Humira is incredibly expensive and costs patients and taxpayers billions. Over the past five years, the price has more than doubled. Its most recent price increase of 9.7 percent in January of this year will cost the U.S. healthcare system $1.2 billion.
We have heard from patients all over the country who are hurt by these pay-for-delay deals.

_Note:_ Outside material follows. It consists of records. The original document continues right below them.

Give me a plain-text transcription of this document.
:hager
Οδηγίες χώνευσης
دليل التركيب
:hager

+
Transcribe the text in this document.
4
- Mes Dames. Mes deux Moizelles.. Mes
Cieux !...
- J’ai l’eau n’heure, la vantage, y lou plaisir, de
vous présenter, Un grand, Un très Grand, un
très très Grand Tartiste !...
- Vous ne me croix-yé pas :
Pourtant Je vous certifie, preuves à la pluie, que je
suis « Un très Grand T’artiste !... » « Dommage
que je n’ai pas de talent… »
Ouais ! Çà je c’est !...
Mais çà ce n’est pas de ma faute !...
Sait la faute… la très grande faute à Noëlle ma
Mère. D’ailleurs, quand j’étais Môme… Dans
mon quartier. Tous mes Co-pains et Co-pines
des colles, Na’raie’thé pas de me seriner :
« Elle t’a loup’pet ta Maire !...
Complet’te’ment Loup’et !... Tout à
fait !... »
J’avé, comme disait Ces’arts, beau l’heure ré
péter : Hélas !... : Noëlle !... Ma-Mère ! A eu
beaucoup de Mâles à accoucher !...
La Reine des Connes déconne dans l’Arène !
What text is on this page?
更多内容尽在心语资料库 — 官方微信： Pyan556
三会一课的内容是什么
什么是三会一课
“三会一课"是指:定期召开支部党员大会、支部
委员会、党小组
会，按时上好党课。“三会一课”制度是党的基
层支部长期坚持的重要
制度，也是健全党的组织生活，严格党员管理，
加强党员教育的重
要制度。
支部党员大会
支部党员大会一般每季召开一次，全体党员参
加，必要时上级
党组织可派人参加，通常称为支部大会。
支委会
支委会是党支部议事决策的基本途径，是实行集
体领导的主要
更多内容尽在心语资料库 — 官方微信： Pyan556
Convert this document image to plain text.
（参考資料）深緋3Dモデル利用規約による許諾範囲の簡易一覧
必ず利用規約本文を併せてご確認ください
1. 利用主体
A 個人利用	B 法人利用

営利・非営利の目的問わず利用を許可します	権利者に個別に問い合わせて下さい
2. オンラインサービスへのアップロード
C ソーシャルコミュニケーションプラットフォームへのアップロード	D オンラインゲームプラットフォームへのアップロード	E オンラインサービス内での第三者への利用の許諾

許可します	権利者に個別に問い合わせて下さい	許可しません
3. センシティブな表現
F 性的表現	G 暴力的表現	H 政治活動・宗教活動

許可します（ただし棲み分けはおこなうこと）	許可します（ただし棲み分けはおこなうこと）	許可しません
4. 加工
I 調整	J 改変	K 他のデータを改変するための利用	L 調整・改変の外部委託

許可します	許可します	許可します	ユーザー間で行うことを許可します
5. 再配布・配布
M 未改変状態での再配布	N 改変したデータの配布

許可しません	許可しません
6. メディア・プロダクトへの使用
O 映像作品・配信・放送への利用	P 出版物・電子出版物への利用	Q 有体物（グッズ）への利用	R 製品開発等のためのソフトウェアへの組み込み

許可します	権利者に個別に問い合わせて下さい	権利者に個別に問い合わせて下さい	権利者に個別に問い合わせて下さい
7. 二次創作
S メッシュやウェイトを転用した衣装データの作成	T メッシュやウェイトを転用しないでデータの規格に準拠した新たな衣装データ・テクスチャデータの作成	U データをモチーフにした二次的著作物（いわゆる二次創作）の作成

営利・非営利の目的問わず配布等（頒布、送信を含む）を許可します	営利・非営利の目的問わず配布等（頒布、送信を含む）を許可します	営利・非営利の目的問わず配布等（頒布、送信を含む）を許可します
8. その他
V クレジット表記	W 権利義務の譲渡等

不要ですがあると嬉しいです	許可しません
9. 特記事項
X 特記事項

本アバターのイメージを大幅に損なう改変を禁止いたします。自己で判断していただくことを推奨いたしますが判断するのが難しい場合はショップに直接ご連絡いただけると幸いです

Sue Lee from Crestwood, KY tells us: “I have plaque psoriasis and had been on Humira for over four years while employed. Since retiring in 2017, I had to stop taking Humira because most of the year it was costing me $5,000 a month. I refuse to almost empty my savings to give to a drug company and have not had an injection since October. There is no cure for plaque psoriasis so this will not go away.”
The Federal Trade Commission (FTC) has said addressing pay-for-delay deals is a priority for the agency. The FTC website reads:
“One of the FTC’s top priorities in recent years has been to oppose a costly legal tactic that more and more branded drug manufacturers have been using to stifle competition from lower-cost generic medicines. These drug makers have been able to sidestep competition by offering patent settlements that pay generic companies not to bring lower-cost alternatives to market. These “pay-for-delay” patent settlements effectively block all other generic drug competition for a growing number of branded drugs. According to an FTC study, these anticompetitive deals cost consumers and taxpayers $3.5 billion in higher drug costs every year. Since 2001, the FTC has filed a number of lawsuits to stop these deals, and it supports legislation to end such “pay-for-delay” settlements.”
On behalf of patients everywhere, we urge you to investigate AbbVie and take appropriate legal action. Patients need your help more than ever to stop this anti-competitive pay-for-delay deal and others like it.